Hüseyin bir kere kararını verdi mi, her ne pahasına olursa olsun vazgeçmezdi. Karısının orada ona ihtiyacı olabileceği aklına bile gelmiyordu. Onların ilişkisinde Serpil’in ihtiyaçlarının yeri yoktu. O yetenekli bir kadındı, başının çaresine bakmasını bilirdi.
Çocuklar küçükken bile sırtını bütün ağırlığıyla kocasına yaslamamıştı. Doğru kararlar verirdi ve kendinden emindi. Hüseyin için mükemmel bir eş olmuştu. Hüseyin kararlarını söylediği zaman asla "sızlanmazdı." Şimdi de sızlanmıyordu.

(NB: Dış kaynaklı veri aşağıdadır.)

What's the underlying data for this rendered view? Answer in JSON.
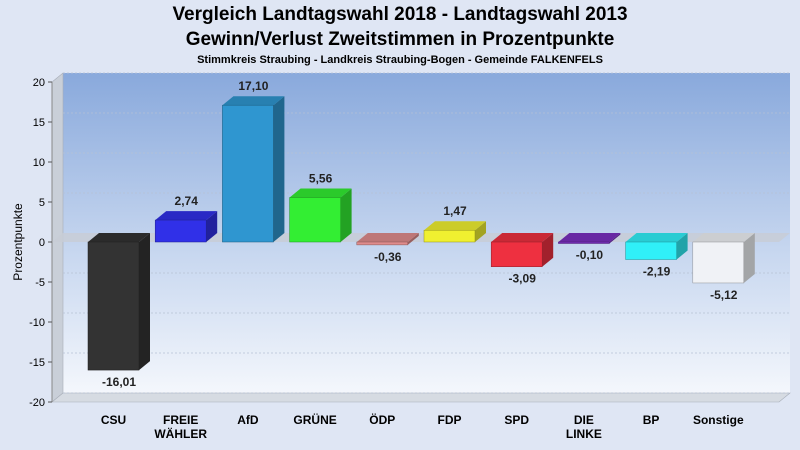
{
  "title": "Vergleich Landtagswahl 2018 - Landtagswahl 2013",
  "subtitle": "Gewinn/Verlust Zweitstimmen in Prozentpunkte",
  "subsubtitle": "Stimmkreis Straubing - Landkreis Straubing-Bogen - Gemeinde FALKENFELS",
  "chart_data": {
    "type": "bar",
    "ylabel": "Prozentpunkte",
    "xlabel": "",
    "ylim": [
      -20,
      20
    ],
    "yticks": [
      20,
      15,
      10,
      5,
      0,
      -5,
      -10,
      -15,
      -20
    ],
    "ytick_labels": [
      "20",
      "15",
      "10",
      "5",
      "0",
      "-5",
      "-10",
      "-15",
      "-20"
    ],
    "grid": true,
    "categories": [
      [
        "CSU"
      ],
      [
        "FREIE",
        "WÄHLER"
      ],
      [
        "AfD"
      ],
      [
        "GRÜNE"
      ],
      [
        "ÖDP"
      ],
      [
        "FDP"
      ],
      [
        "SPD"
      ],
      [
        "DIE",
        "LINKE"
      ],
      [
        "BP"
      ],
      [
        "Sonstige"
      ]
    ],
    "values": [
      -16.01,
      2.74,
      17.1,
      5.56,
      -0.36,
      1.47,
      -3.09,
      -0.1,
      -2.19,
      -5.12
    ],
    "labels": [
      "-16,01",
      "2,74",
      "17,10",
      "5,56",
      "-0,36",
      "1,47",
      "-3,09",
      "-0,10",
      "-2,19",
      "-5,12"
    ],
    "colors": [
      "#333333",
      "#3030e8",
      "#2f96d0",
      "#33ee33",
      "#e08c8c",
      "#f0f030",
      "#ee3040",
      "#7a2fc0",
      "#30f0f8",
      "#f0f2f6"
    ]
  }
}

Sadece kocası yanında olmayacağını söyleyince hayal kırıklığına uğramıştı.
Ama artık hayal kırıklığı Serpil’in yaşamının bir parçası olmuştu. İhtiyacı olduğu zamanlarda Hüseyin hiç yanında olmamıştı. Güvenilir, namuslu, kültürlüydü ve ailesine iyi bir yaşam sağlıyordu. Ama duygusal yanı yıllar önce uçup havaya karışmıştı.